Kaugummi ist mit der großen Sparsamkeit unvereinbar. Die Sowjetunion denkt nicht daran, Volksvermögen in eine Sache zu stecken, die so weit von Zweckmäßigkeit entfernt ist Kaugummi, das ist die Tarnung unfrisierter Gedanken, eine Konspiration aus lautlosem Gemurmel, Kaugummi wäre ein Protest gegen die Ordnung dieses Staates, weil Kaugummi die Grenze zwischen Geist und Rede verwischt. Alles kann man sich vorstellen, aber sich vorstellen, wie die unabsehbare Menschenschlange auf dem Roten Platz kaugummikauend auf den Einlaß ins Lenin-Mausoleum wartet, das übersteigt alle Fassungskraft! Es gibt in der Sowjetunion keinen Kaugummi, weil es in diesem Land einfach keinen Kaugummi geben kann, weil Kaugummi unvereinbar ist mit dem System und weil das System alles beherrscht

Das Warenhaus „Gum“, das größte im Lande der großen Sparsamkeit, steht auf der anderen Seite des Roten Platzes, gegenüber dem Kreml, gegenüber dem Mausoleum Lenins. Architektonisch bedeutet das nicht die Konfrontation eines Eloxalpalastes mit einem gotischen Denkmal, beide durch einen Zebrastreifen verbunden, wie man dergleichen in westlichen Hauptstädten finden kann. Das Kaufhaus sieht aus wie ein Palais aus der Gründerzeit. Die Werbung untertreibt. Kein geheimer Verführer lockt Passanten an. In den Auslagen eine eher sachliche Dokumentation des Angebots. Im Inneren ein Winkelwerk von Gängen, Nischen Geländern, Gängen, Treppen und Gewölben. Das diffuse Licht aus der Glaskuppel und die Akustik erinnern an eine gedeckte Ladenstraße in Mailand oder Brüssel. Im Zentrum plätschert ein Springbrunnen, Treffpunkt aller, die sich in dem Trubel verloren haben. Eine unübersehbare Menschenmenge schiebt. Man bewegt sich wie auf einem rollenden Teppich. Etwas verblichene Tafeln mit dem Bild einer typischen Ware zeigen die Abteilungen an: Schuh, Hose, Ball, Gabel, Strumpf, Bett, Photoapparat, Eistüte, Hut. Wenn man die Fortbewegung erst erlernt hat, wie man Schwimmen in der Not lernt, kleine Tempi, kleine Schritte, kräftig atmen, der Schiebeteppich nimmt dich mit, nur keine Angst, jetzt hast du Zeit, dich umzusehen.

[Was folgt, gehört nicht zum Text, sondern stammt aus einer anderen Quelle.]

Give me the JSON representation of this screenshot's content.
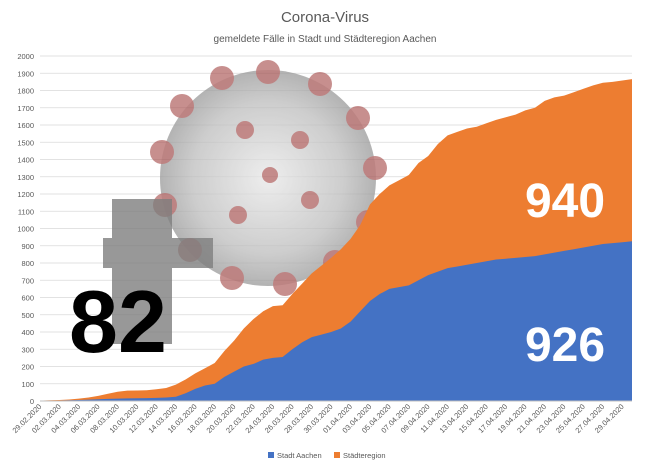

Nach einer halben Stunde darf ich wie Moses das Gelobte Land zum ersten Male das Regal mit den Hüten und Mützen schauen. Lenin sei Dank! Zwei Pelzmützen sind noch da. Fixieren, warten, schieben. Niemand schimpft oder flucht. Die glücklichen Gesichter der befriedigten Hutverkäufer im Gegenstrom. Nach einer Stunde am Ladentisch. Verständlich machen, Deuten, die Gleichgültigkeit der Verkäuferin durch ein breites Lächeln brechen. Tatsächlich, sie lacht. Sie hat es erraten. Die vorletzte Mütze auf meinem Kopf. Gesten. Jetzt begreife ich nicht. Die mützenbeauftragte Genossin beugt sich vor, packt meinen Kopf, dreht ihn nach rechts. Richtig, dort, der Spiegel! Spassiba! Mein Antlitz blickt mir entgegen, nickend, breit lachend, glücklich. Zehn Rubel. Eine herrliche Fellmütze.